Gewährleistung eines reibungslosen Ablaufs des Haushaltsverfahrens rechtfertigt Ausübung eines Teils der Haushaltsbefugnisse in Brüssel

Laut EuGH sind das Protokoll über die Sitze der Organe und die für das Haushaltsverfahrens geltenden Bestimmungen des Vertrags rechtlich gleichrangig. Die Anforderungen aus dem Protokoll als solche könnten denjenigen des Vertrags nicht vorgehen und umgekehrt. Ihre Anwendung müsse auf Einzelfallbasis erfolgen und miteinander in Einklang gebracht werden. Somit sei das Parlament verpflichtet, seine Haushaltsbefugnisse während einer ordentlichen Plenartagung in Straßburg auszuüben, ohne dass diese Verpflichtung aus dem Protokoll über die Sitze der Organe jedoch dem entgegenstehe, dass der Jahreshaushaltsplan, wenn es für den reibungslosen Ablauf des Haushaltsverfahrens erforderlich sei, in einer zusätzlichen Plenartagung in Brüssel debattiert und dort über ihn abgestimmt wird. Es obliege dem Parlament, diese Anforderungen in Einklang zu bringen, wofür es über einen Ermessensspielraum verfüge, der sich aus den Geboten im Zusammenhang mit dem reibungslosen Ablauf des Haushaltsverfahrens ergebe.

Verabschiedung des Jahreshaushaltsplans in Brüssel war nicht ermessensfehlerhaft

Laut EuGH ist in Bezug auf die Festlegung der ordentlichen Plenartagungen für das Jahr 2016 kein Ermessensfehler festzustellen. Das Parlament habe im vorliegenden Fall auch keinen Ermessensfehler dadurch begangen, dass es die Aussprache und die Abstimmung über den gemeinsamen Entwurf des Jahreshaushaltsplans der Union für das Haushaltsjahr 2017 auf die Tagesordnung der zusätzlichen Plenartagung in Brüssel gesetzt und diesen Entwurf durch legislative Resolution in der gleichen Plenartagung gebilligt habe.

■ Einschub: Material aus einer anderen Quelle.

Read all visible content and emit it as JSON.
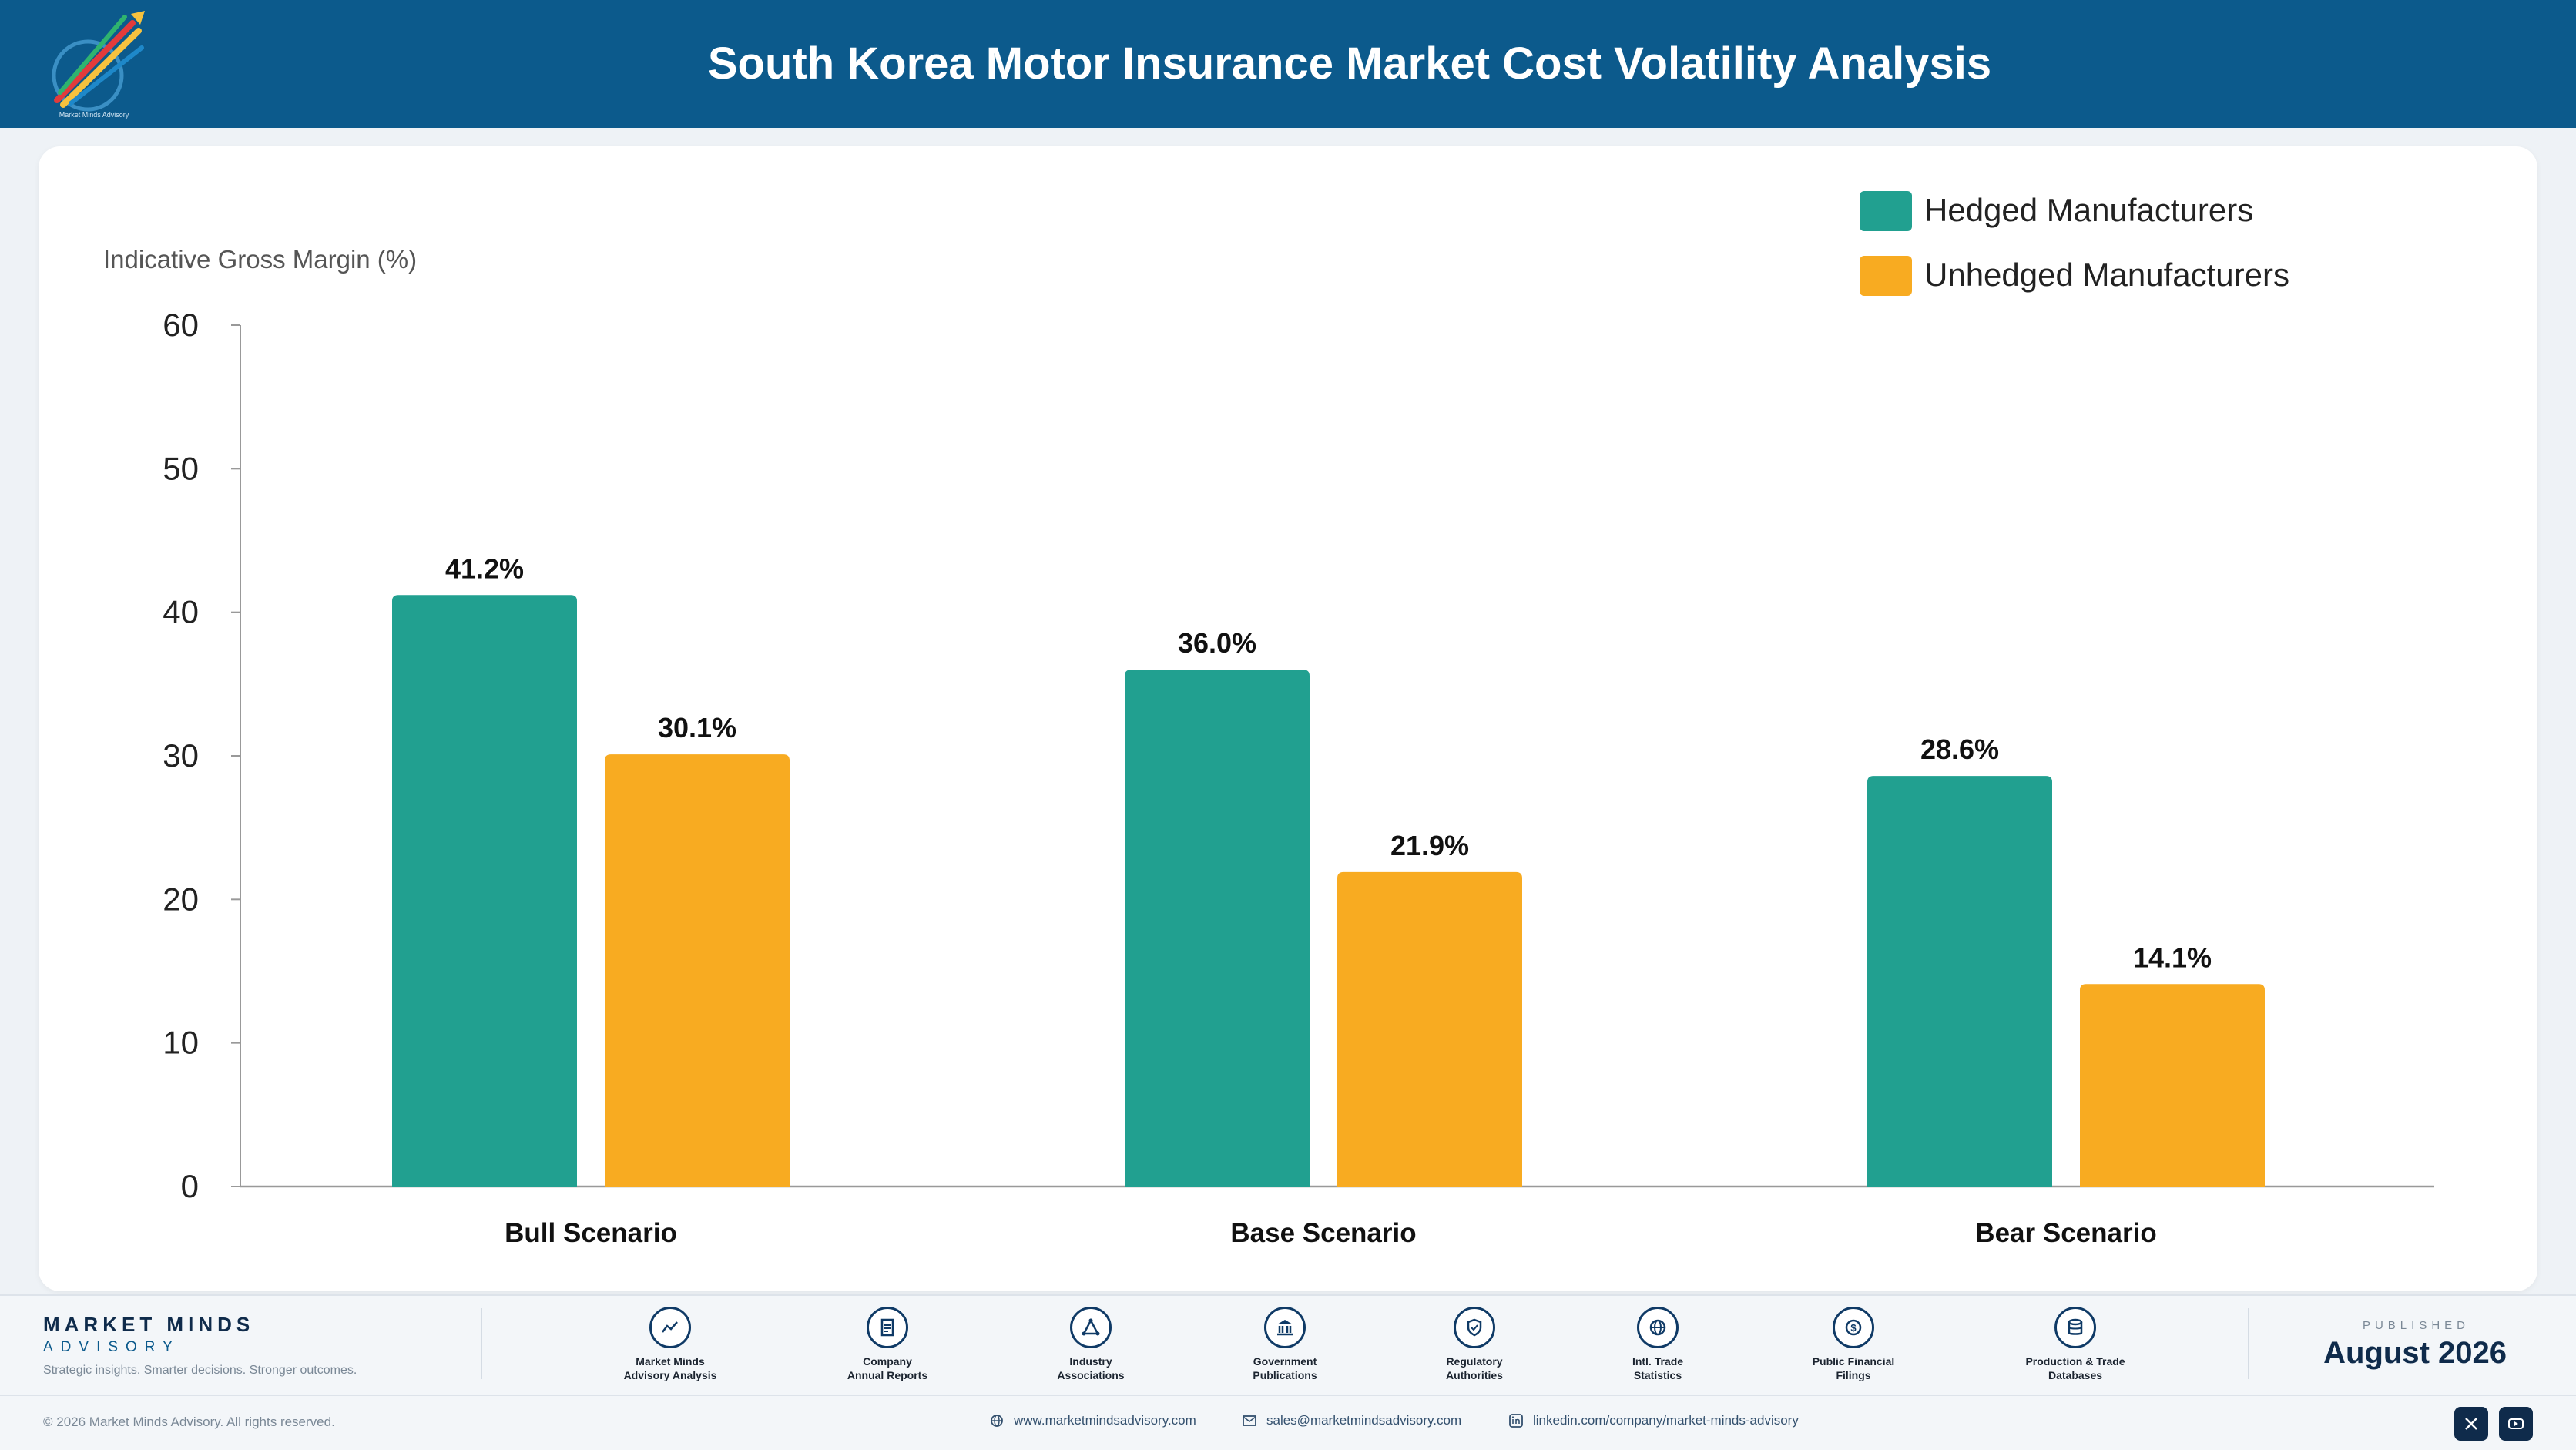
{
  "header": {
    "title": "South Korea Motor Insurance Market Cost Volatility Analysis",
    "logo_text": "Market Minds Advisory"
  },
  "chart_data": {
    "type": "bar",
    "title": "",
    "xlabel": "",
    "ylabel": "Indicative Gross Margin (%)",
    "ylim": [
      0,
      60
    ],
    "yticks": [
      0,
      10,
      20,
      30,
      40,
      50,
      60
    ],
    "categories": [
      "Bull Scenario",
      "Base Scenario",
      "Bear Scenario"
    ],
    "series": [
      {
        "name": "Hedged Manufacturers",
        "color": "#21a090",
        "values": [
          41.2,
          36.0,
          28.6
        ],
        "labels": [
          "41.2%",
          "36.0%",
          "28.6%"
        ]
      },
      {
        "name": "Unhedged Manufacturers",
        "color": "#f8ab21",
        "values": [
          30.1,
          21.9,
          14.1
        ],
        "labels": [
          "30.1%",
          "21.9%",
          "14.1%"
        ]
      }
    ],
    "grid": false,
    "legend_position": "top-right"
  },
  "footer": {
    "brand_name": "MARKET MINDS",
    "brand_sub": "ADVISORY",
    "brand_tagline": "Strategic insights. Smarter decisions. Stronger outcomes.",
    "sources": [
      {
        "label": "Market Minds\nAdvisory Analysis",
        "icon": "chart-line-icon"
      },
      {
        "label": "Company\nAnnual Reports",
        "icon": "document-icon"
      },
      {
        "label": "Industry\nAssociations",
        "icon": "network-icon"
      },
      {
        "label": "Government\nPublications",
        "icon": "government-building-icon"
      },
      {
        "label": "Regulatory\nAuthorities",
        "icon": "shield-icon"
      },
      {
        "label": "Intl. Trade\nStatistics",
        "icon": "globe-icon"
      },
      {
        "label": "Public Financial\nFilings",
        "icon": "dollar-coin-icon"
      },
      {
        "label": "Production & Trade\nDatabases",
        "icon": "database-icon"
      }
    ],
    "published_label": "PUBLISHED",
    "published_date": "August 2026",
    "copyright": "© 2026 Market Minds Advisory. All rights reserved.",
    "website": "www.marketmindsadvisory.com",
    "email": "sales@marketmindsadvisory.com",
    "linkedin": "linkedin.com/company/market-minds-advisory"
  }
}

Angesichts dessen habe auch der Präsident des Parlaments keinen Ermessensfehler begangen, als er in dieser zusätzlichen Plenartagung in Brüssel festgestellt habe, dass der Jahreshaushaltsplan der Union für das Haushaltsjahr 2017 endgültig erlassen ist.

EuGH, Urteil vom 02.10.2018 - C-73/17

Redaktion beck-aktuell, 2. Oktober 2018.